The Economy: Don’t Pick Up the Phone

The tanking economy isn’t exactly your fault, but America’s biggest debt-collection company — headquartered in Horsham — will still hunt you down

AND THERE IS, of course, the classic defense of bill collecting: It may not be pretty, but it’s necessary, because without bill collectors, there’s no way to separate the people who make good decisions about how to spend their money from the people who make bad ones. The bill collector is a responsibility enforcer in a system that depends on responsibility for its very survival; he is basically the consumer economy’s obese and omnipresent umpire. The fans may hate the ump, but without the ump, the game grinds to a halt. The game stops being fair. The ump isn’t good or bad, he’s just a necessary part of the way the game is played, entwined with its fundamental structure. But this leads to the question that Barrist — and all of us — are now facing: Who’s good anymore? Who’s bad? How do you spot a deadbeat in the middle of a Depression? Is a laid-off worker at General Motors or Goldman Sachs a deadbeat? Is a recent divorcée? An uninsured cancer patient? “We’re on the Main Line here,” Cary Flitter, a Narberth attorney who represents plaintiffs in FDCPA cases against debt collectors and buyers, including NCO, told me. “We’ve got a lot of [clients] who make healthy six-figure salaries. I’m not talking $100,000. They’ve got homes over a million dollars. And they’re getting collection letters.” Here’s the weirdest part: Barrist actually agrees with Flitter. He admits that the profile of the average debtor is changing.
 
If Barrist never describes the people who owe his clients money as deadbeats, it’s not merely because they simply aren’t; it’s also strategic, his concession to the fear and panic of the moment, the feeling of pervasive doom that’s enfolding America like a Snugli. “The new economy we’re in, while overall it’s good for people in our business,” Barrist says, “the reality is, it’s harder and harder to collect from consumers, because they’re in a tough spot.” (Sure enough, NCO has reported net losses for the past eight quarters.) The number of debtors has gone up, but the average payment has gone down. Barrist claims that NCO is softening the tone of its collection calls and offering more payment options to debtors: workouts for 80 cents on the dollar, installment plans.

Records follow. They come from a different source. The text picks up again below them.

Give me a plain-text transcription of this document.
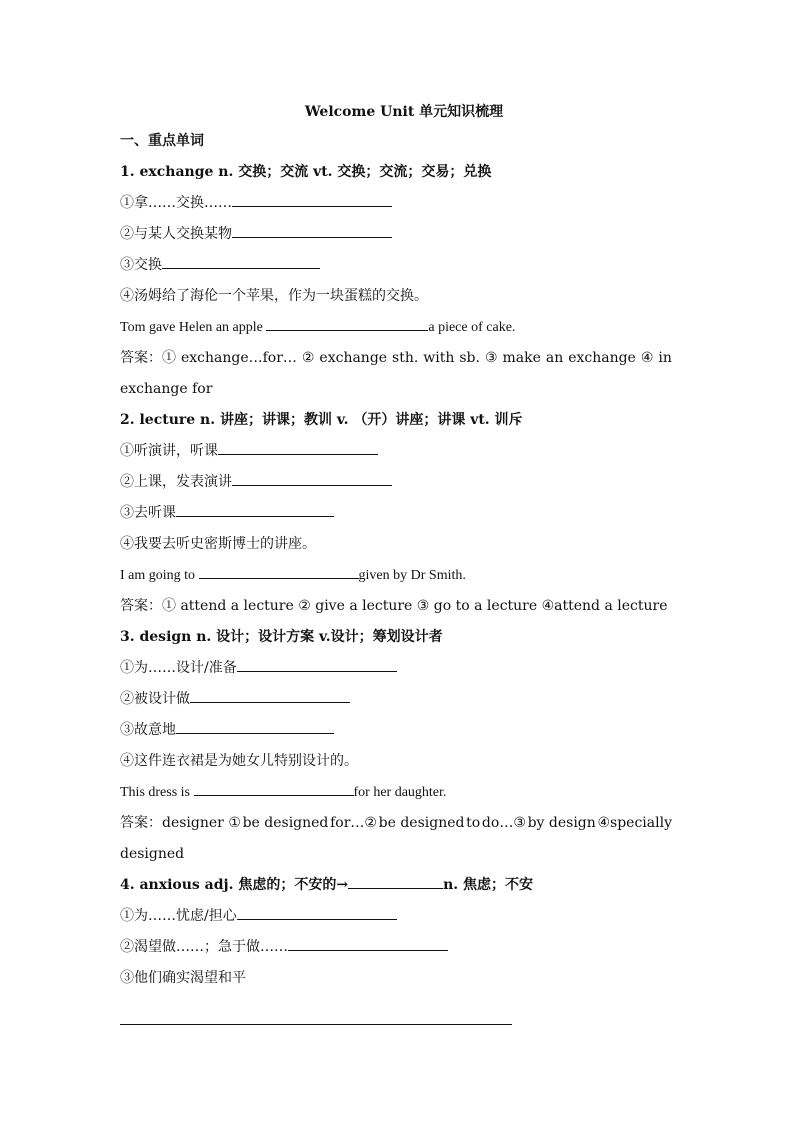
Welcome Unit 单元知识梳理
一、重点单词
1. exchange n. 交换；交流 vt. 交换；交流；交易；兑换
①拿……交换……
②与某人交换某物
③交换
④汤姆给了海伦一个苹果，作为一块蛋糕的交换。
Tom gave Helen an apple	a piece of cake.
答案：① exchange…for… ② exchange sth. with sb. ③ make an exchange ④ in
exchange for
2. lecture n. 讲座；讲课；教训 v. （开）讲座；讲课 vt. 训斥
①听演讲，听课
②上课，发表演讲
③去听课
④我要去听史密斯博士的讲座。
I am going to	given by Dr Smith.
答案：① attend a lecture ② give a lecture ③ go to a lecture ④attend a lecture
3. design n. 设计；设计方案 v.设计；筹划设计者
①为……设计/准备
②被设计做
③故意地
④这件连衣裙是为她女儿特别设计的。
This dress is	for her daughter.
答案：designer ① be designed for…② be designed to do…③ by design ④specially
designed
4. anxious adj. 焦虑的；不安的→	n. 焦虑；不安
①为……忧虑/担心
②渴望做……；急于做……
③他们确实渴望和平
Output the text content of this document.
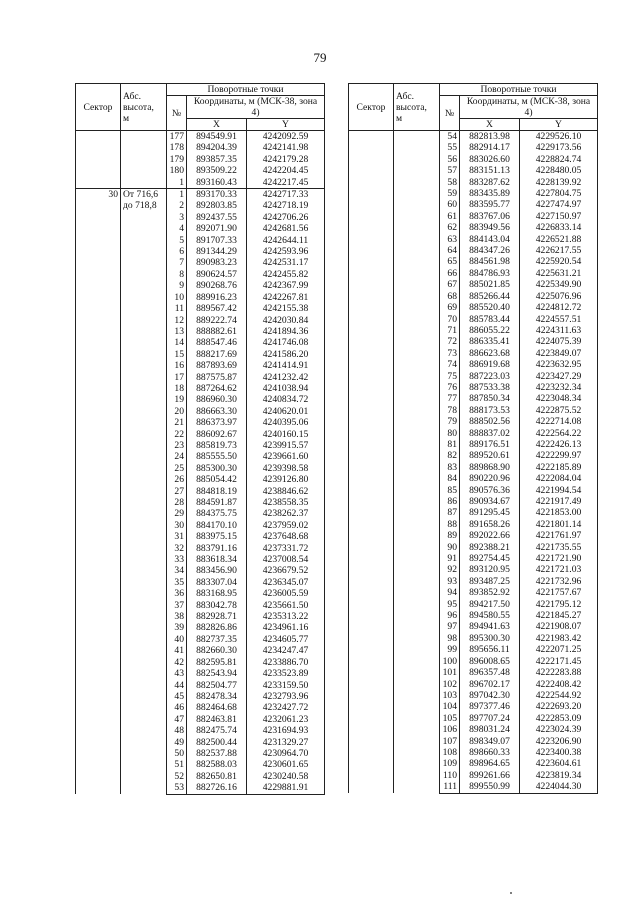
79
Сектор	Абс.
высота,
м	Поворотные точки		
		№	Координаты, м (МСК-38, зона 4)	
			X	Y
		177	894549.91	4242092.59
		178	894204.39	4242141.98
		179	893857.35	4242179.28
		180	893509.22	4242204.45
		1	893160.43	4242217.45
30	От 716,6
до 718,8	1	893170.33	4242717.33
		2	892803.85	4242718.19
		3	892437.55	4242706.26
		4	892071.90	4242681.56
		5	891707.33	4242644.11
		6	891344.29	4242593.96
		7	890983.23	4242531.17
		8	890624.57	4242455.82
		9	890268.76	4242367.99
		10	889916.23	4242267.81
		11	889567.42	4242155.38
		12	889222.74	4242030.84
		13	888882.61	4241894.36
		14	888547.46	4241746.08
		15	888217.69	4241586.20
		16	887893.69	4241414.91
		17	887575.87	4241232.42
		18	887264.62	4241038.94
		19	886960.30	4240834.72
		20	886663.30	4240620.01
		21	886373.97	4240395.06
		22	886092.67	4240160.15
		23	885819.73	4239915.57
		24	885555.50	4239661.60
		25	885300.30	4239398.58
		26	885054.42	4239126.80
		27	884818.19	4238846.62
		28	884591.87	4238558.35
		29	884375.75	4238262.37
		30	884170.10	4237959.02
		31	883975.15	4237648.68
		32	883791.16	4237331.72
		33	883618.34	4237008.54
		34	883456.90	4236679.52
		35	883307.04	4236345.07
		36	883168.95	4236005.59
		37	883042.78	4235661.50
		38	882928.71	4235313.22
		39	882826.86	4234961.16
		40	882737.35	4234605.77
		41	882660.30	4234247.47
		42	882595.81	4233886.70
		43	882543.94	4233523.89
		44	882504.77	4233159.50
		45	882478.34	4232793.96
		46	882464.68	4232427.72
		47	882463.81	4232061.23
		48	882475.74	4231694.93
		49	882500.44	4231329.27
		50	882537.88	4230964.70
		51	882588.03	4230601.65
		52	882650.81	4230240.58
		53	882726.16	4229881.91
Сектор	Абс.
высота,
м	Поворотные точки		
		№	Координаты, м (МСК-38, зона 4)	
			X	Y
		54	882813.98	4229526.10
		55	882914.17	4229173.56
		56	883026.60	4228824.74
		57	883151.13	4228480.05
		58	883287.62	4228139.92
		59	883435.89	4227804.75
		60	883595.77	4227474.97
		61	883767.06	4227150.97
		62	883949.56	4226833.14
		63	884143.04	4226521.88
		64	884347.26	4226217.55
		65	884561.98	4225920.54
		66	884786.93	4225631.21
		67	885021.85	4225349.90
		68	885266.44	4225076.96
		69	885520.40	4224812.72
		70	885783.44	4224557.51
		71	886055.22	4224311.63
		72	886335.41	4224075.39
		73	886623.68	4223849.07
		74	886919.68	4223632.95
		75	887223.03	4223427.29
		76	887533.38	4223232.34
		77	887850.34	4223048.34
		78	888173.53	4222875.52
		79	888502.56	4222714.08
		80	888837.02	4222564.22
		81	889176.51	4222426.13
		82	889520.61	4222299.97
		83	889868.90	4222185.89
		84	890220.96	4222084.04
		85	890576.36	4221994.54
		86	890934.67	4221917.49
		87	891295.45	4221853.00
		88	891658.26	4221801.14
		89	892022.66	4221761.97
		90	892388.21	4221735.55
		91	892754.45	4221721.90
		92	893120.95	4221721.03
		93	893487.25	4221732.96
		94	893852.92	4221757.67
		95	894217.50	4221795.12
		96	894580.55	4221845.27
		97	894941.63	4221908.07
		98	895300.30	4221983.42
		99	895656.11	4222071.25
		100	896008.65	4222171.45
		101	896357.48	4222283.88
		102	896702.17	4222408.42
		103	897042.30	4222544.92
		104	897377.46	4222693.20
		105	897707.24	4222853.09
		106	898031.24	4223024.39
		107	898349.07	4223206.90
		108	898660.33	4223400.38
		109	898964.65	4223604.61
		110	899261.66	4223819.34
		111	899550.99	4224044.30
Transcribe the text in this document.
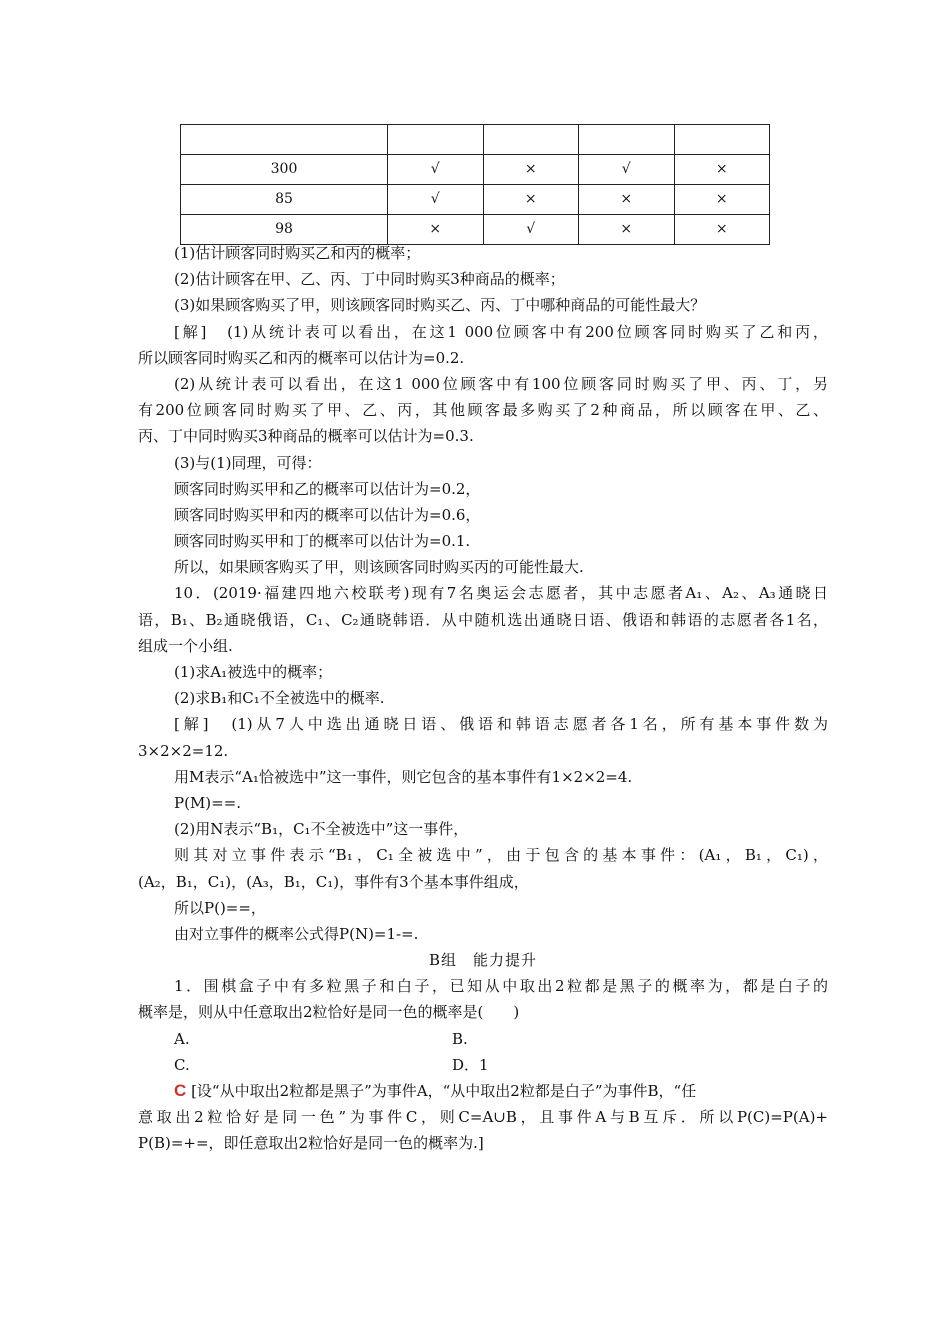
300	√	×	√	×
85	√	×	×	×
98	×	√	×	×
(1)估计顾客同时购买乙和丙的概率；
(2)估计顾客在甲、乙、丙、丁中同时购买3种商品的概率；
(3)如果顾客购买了甲，则该顾客同时购买乙、丙、丁中哪种商品的可能性最大？
[解]　(1)从统计表可以看出，在这1 000位顾客中有200位顾客同时购买了乙和丙，
所以顾客同时购买乙和丙的概率可以估计为=0.2.
(2)从统计表可以看出，在这1 000位顾客中有100位顾客同时购买了甲、丙、丁，另
有200位顾客同时购买了甲、乙、丙，其他顾客最多购买了2种商品，所以顾客在甲、乙、
丙、丁中同时购买3种商品的概率可以估计为=0.3.
(3)与(1)同理，可得：
顾客同时购买甲和乙的概率可以估计为=0.2，
顾客同时购买甲和丙的概率可以估计为=0.6，
顾客同时购买甲和丁的概率可以估计为=0.1.
所以，如果顾客购买了甲，则该顾客同时购买丙的可能性最大.
10．(2019·福建四地六校联考)现有7名奥运会志愿者，其中志愿者A₁、A₂、A₃通晓日
语，B₁、B₂通晓俄语，C₁、C₂通晓韩语．从中随机选出通晓日语、俄语和韩语的志愿者各1名，
组成一个小组.
(1)求A₁被选中的概率；
(2)求B₁和C₁不全被选中的概率.
[解]　(1)从7人中选出通晓日语、俄语和韩语志愿者各1名，所有基本事件数为
3×2×2=12.
用M表示“A₁恰被选中”这一事件，则它包含的基本事件有1×2×2=4.
P(M)==.
(2)用N表示“B₁，C₁不全被选中”这一事件，
则其对立事件表示“B₁，C₁全被选中”，由于包含的基本事件：(A₁，B₁，C₁)，
(A₂，B₁，C₁)，(A₃，B₁，C₁)，事件有3个基本事件组成，
所以P()==，
由对立事件的概率公式得P(N)=1-=.
B组　能力提升
1．围棋盒子中有多粒黑子和白子，已知从中取出2粒都是黑子的概率为，都是白子的
概率是，则从中任意取出2粒恰好是同一色的概率是(　　)
A.	B.
C.	D．1
C [设“从中取出2粒都是黑子”为事件A，“从中取出2粒都是白子”为事件B，“任
意取出2粒恰好是同一色”为事件C，则C=A∪B，且事件A与B互斥．所以P(C)=P(A)+
P(B)=+=，即任意取出2粒恰好是同一色的概率为.]
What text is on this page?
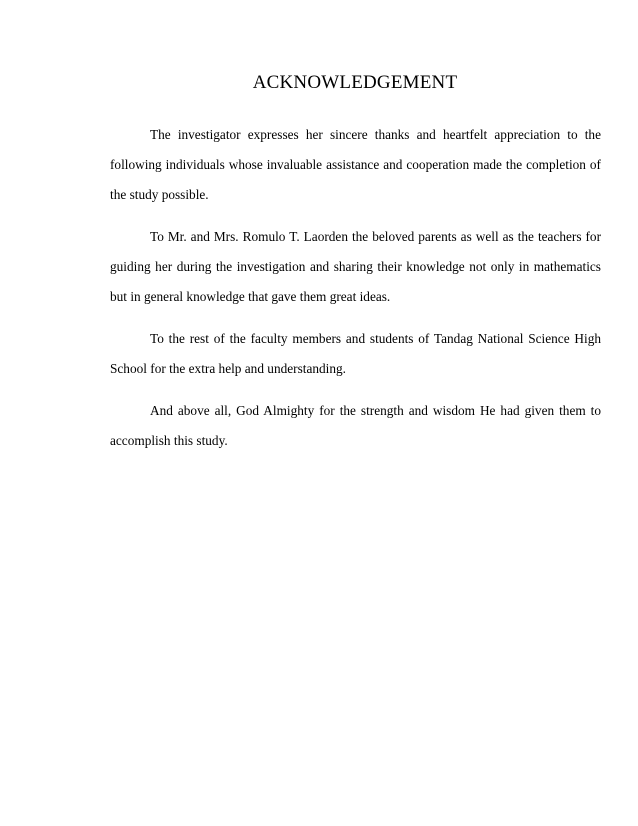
ACKNOWLEDGEMENT

The investigator expresses her sincere thanks and heartfelt appreciation to the following individuals whose invaluable assistance and cooperation made the completion of the study possible.

To Mr. and Mrs. Romulo T. Laorden the beloved parents as well as the teachers for guiding her during the investigation and sharing their knowledge not only in mathematics but in general knowledge that gave them great ideas.

To the rest of the faculty members and students of Tandag National Science High School for the extra help and understanding.

And above all, God Almighty for the strength and wisdom He had given them to accomplish this study.
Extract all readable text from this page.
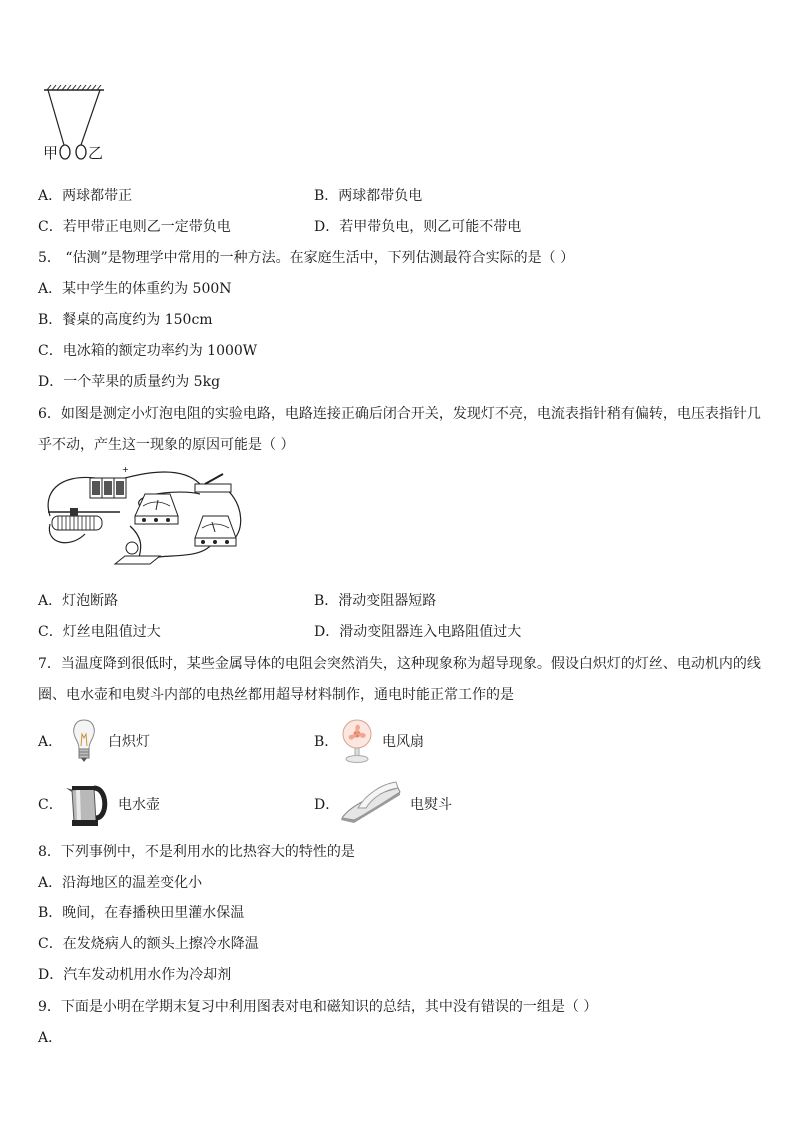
甲 乙
A．两球都带正	B．两球都带负电
C．若甲带正电则乙一定带负电	D．若甲带负电，则乙可能不带电
5． “估测”是物理学中常用的一种方法。在家庭生活中，下列估测最符合实际的是（ ）
A．某中学生的体重约为 500N
B．餐桌的高度约为 150cm
C．电冰箱的额定功率约为 1000W
D．一个苹果的质量约为 5kg
6．如图是测定小灯泡电阻的实验电路，电路连接正确后闭合开关，发现灯不亮，电流表指针稍有偏转，电压表指针几
乎不动，产生这一现象的原因可能是（ ）
+
A．灯泡断路	B．滑动变阻器短路
C．灯丝电阻值过大	D．滑动变阻器连入电路阻值过大
7．当温度降到很低时，某些金属导体的电阻会突然消失，这种现象称为超导现象。假设白炽灯的灯丝、电动机内的线
圈、电水壶和电熨斗内部的电热丝都用超导材料制作，通电时能正常工作的是
A．	白炽灯	B．	电风扇
C．	电水壶	D．	电熨斗
8．下列事例中，不是利用水的比热容大的特性的是
A．沿海地区的温差变化小
B．晚间，在春播秧田里灌水保温
C．在发烧病人的额头上擦冷水降温
D．汽车发动机用水作为冷却剂
9．下面是小明在学期末复习中利用图表对电和磁知识的总结，其中没有错误的一组是（ ）
A．
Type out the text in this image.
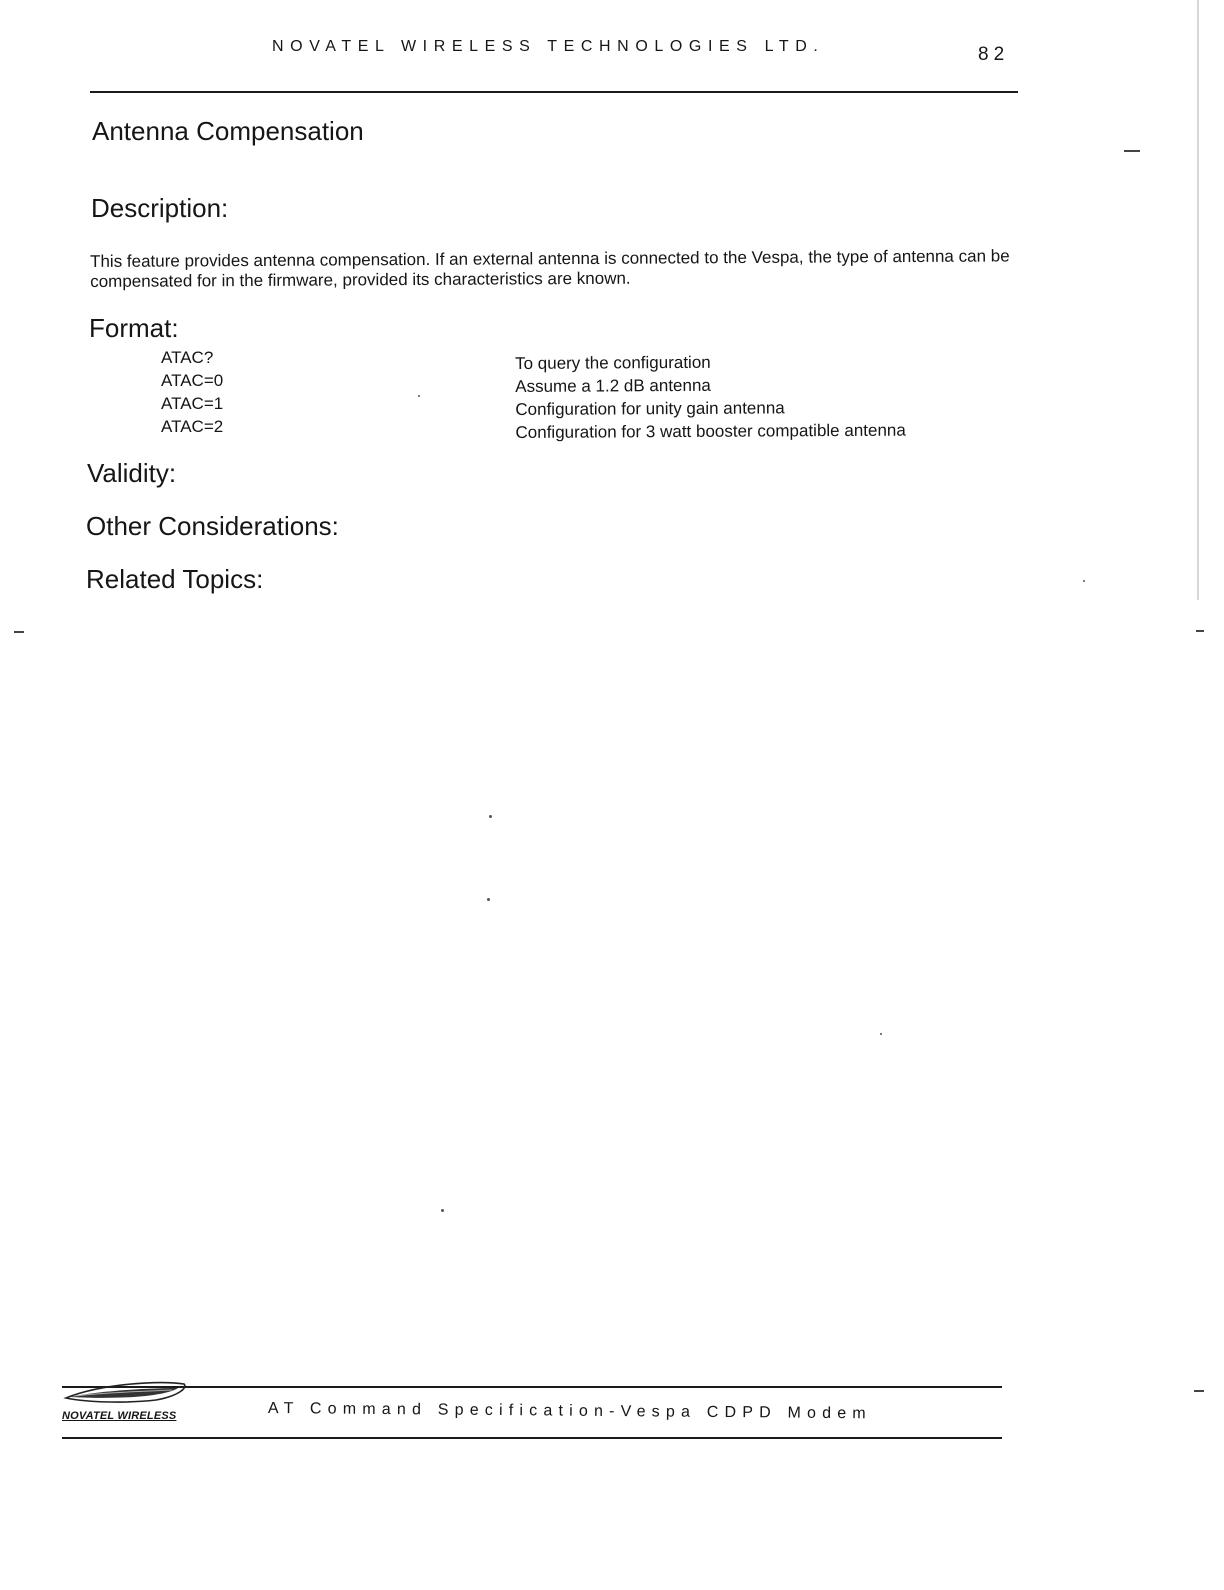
NOVATEL WIRELESS TECHNOLOGIES LTD.	82
Antenna Compensation
Description:
This feature provides antenna compensation. If an external antenna is connected to the Vespa, the type of antenna can be compensated for in the firmware, provided its characteristics are known.
Format:
ATAC?
ATAC=0
ATAC=1
ATAC=2
To query the configuration
Assume a 1.2 dB antenna
Configuration for unity gain antenna
Configuration for 3 watt booster compatible antenna
Validity:
Other Considerations:
Related Topics:
NOVATEL WIRELESS	AT Command Specification-Vespa CDPD Modem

Getting a call from a debt collector is never going to be “the best part of the day,” but still, “We want them to see this as a professional, reasonable process,” Barrist says.
 
That might not be spin. For a time, it paid for the debt collectors to be nasty on the phone, because you, the debtor, probably still had something to lose; you still had a little bit of wiggle room in your budget, or a slightly decent credit rating. You could still buy a house or a car, assuming the debt collector didn’t spray shrapnel into your credit report. But today, even people with amazing credit can’t get a car loan or home loan. A debt collector who threatens to destroy your credit doesn’t seem quite as scary in a climate when good credit is increasingly irrelevant. Even as collectors see their business growing, they see their leverage shrinking.  
 
This month, President Barack Obama will be sworn in, and life will get more difficult for debt collectors; the federal laws, which haven’t been substantially revised since they were enacted, when Barrist was a teenager, are about to be tightened. What this means, for someone like Tara Burkholder, is that help is on the way. The next call from NCO is likely to be a little bit nicer, a little bit sweeter, a little bit gentler. And what it means for Michael Barrist — this guy who built a billion-dollar company by predicting and molding the sorts of consumer behaviors that nobody else wanted to deal with — is that maybe it’s a good time to diversify into businesses “that are not directly tied to consumer behavior.” NCO has all these call centers, see, and many don’t have anything to do with debt collecting. They’re just buildings full of phones and headsets and Successories posters. You call a company about something you bought. You think you’re talking to the company. You’re not. You’re talking to an NCO employee. This may be the debt collector’s greatest trick. Envy his wiliness, his resilience: To wait out the coming Depression, he manages to disappear.